The NUS Alice Lee Centre for Nursing Studies (NUS Nursing) saw its highest-ever student intake for its Bachelor of Science (Nursing) degree programmes this academic year, demonstrating an increased interest in healthcare as a career option. The batch of 313 students, which includes 279 school leavers and 34 professionals who are looking to make a career switch, represents an increase of 33 per cent over the number of students admitted last year.
Nursing is gaining popularity among school-leavers. The number of A-level holders and polytechnic graduates who listed Nursing as one of their top two choices during the recent admissions exercise increased by 8 per cent to 1,012 applicants.
NUS Nursing’s inaugural two-year Bachelor of Science (Nursing) programme saw tremendous interest from mid-career applicants, with 230 applications received for 20 places. Offered in partnership with the Ministry of Health and Workforce Singapore under the agencies’ Healthcare Professional Conversion Programme, the accelerated full-time programme provides a swift route to registered nursing licensure for Singaporeans and Permanent Residents who possess an undergraduate degree in another discipline.

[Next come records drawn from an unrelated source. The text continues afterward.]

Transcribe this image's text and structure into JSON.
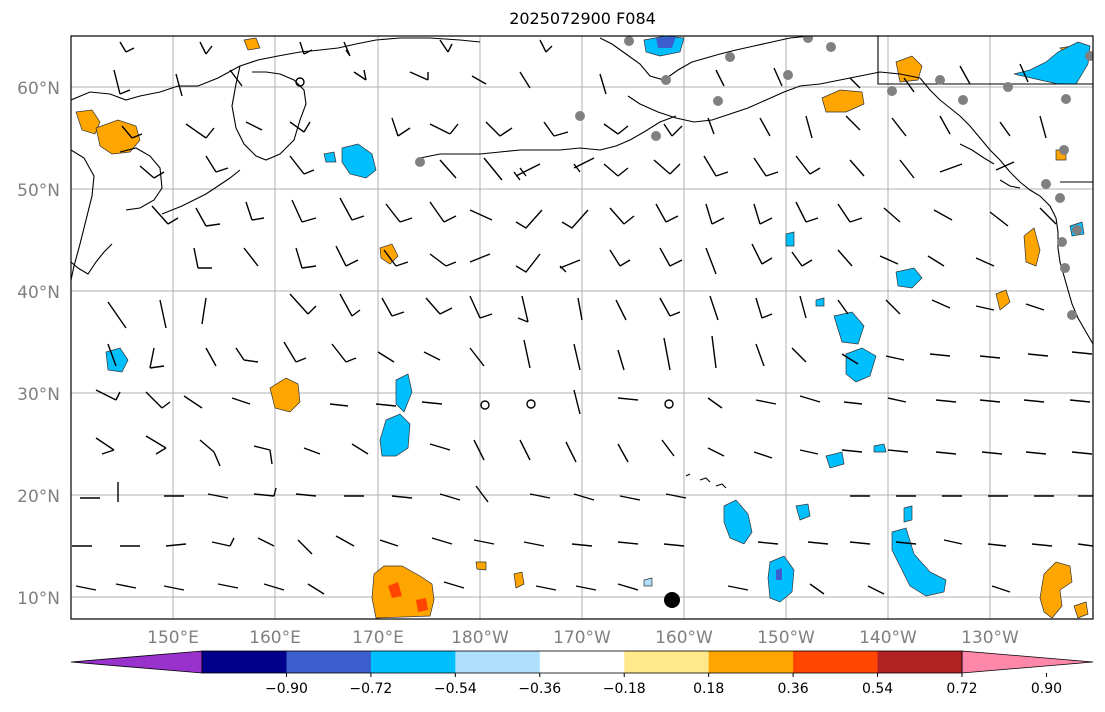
{
  "title": "2025072900 F084",
  "map": {
    "lat_labels": [
      "60°N",
      "50°N",
      "40°N",
      "30°N",
      "20°N",
      "10°N"
    ],
    "lon_labels": [
      "150°E",
      "160°E",
      "170°E",
      "180°W",
      "170°W",
      "160°W",
      "150°W",
      "140°W",
      "130°W"
    ],
    "coastline_color": "#000000",
    "grid_color": "#b0b0b0",
    "station_marker_color": "#808080"
  },
  "colorbar": {
    "ticks": [
      "−0.90",
      "−0.72",
      "−0.54",
      "−0.36",
      "−0.18",
      "0.18",
      "0.36",
      "0.54",
      "0.72",
      "0.90"
    ],
    "colors": [
      "#9932cc",
      "#00008b",
      "#3a5fcd",
      "#00bfff",
      "#aedffb",
      "#ffffff",
      "#ffe98a",
      "#ffa500",
      "#ff4500",
      "#b22222",
      "#ff88aa"
    ]
  }
}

Goh Beng Sim is one of the mature students in the two-year Bachelor of Science (Nursing) programme. An NUS Arts and Social Sciences alumna who graduated 27 years ago, Beng Sim chose to switch to nursing as she wanted to spend the second half of her life giving back to society. “Providing nursing care to the elderly is the most direct way for me to do so, as Singapore’s population is ageing rapidly and more elderly patients will be living with chronic conditions,” she said.
Beng Sim will see at least one familiar face among her university mates — her daughter, Trina Lim will also be embarking on her three-year Bachelor of Science (Nursing) programme at the same time. Hearing about Trina’s experiences during clinical attachments as part of her Nursing diploma was what inspired Beng Sim and affirmed her decision to enrol in NUS Nursing. The duo are the first mother-and-daughter pair in the history of the programme to pursue the same course together.
At 54 years of age, Patrick Zhan is the oldest student in the cohort. Embracing lifelong learning, Patrick jumpstarted a second career in the eldercare sector when he retired from finance six years ago. “My stint as manager of a nursing home and an eldercare centre exposed me to the importance of nurses and nursing skills in geriatric care. Because of their fragile health and multiple conditions, the elderly needs special care,” Patrick explained.
Professor Emily Ang, Head of NUS Nursing, said that they are happy to see more school-leavers pursuing an NUS Nursing degree. “It is clear that students and their parents recognise the value that the programme brings, through provision of evidence-based education, inter-professional training, and its emphasis on innovative pedagogy, quality research, patient advocacy and community service, all of which aim to equip our graduates to be competent, confident healthcare professionals.”
She added that they are also heartened to see more people making a career change to nursing and welcome more mature-entry students at the University. “Second-career nursing students bring work experience and insights, and they enrich our student population. We believe these role models for lifelong learning will also be nursing professionals who will help to make a qualitative difference to healthcare practice and delivery in time to come,” said Prof Ang.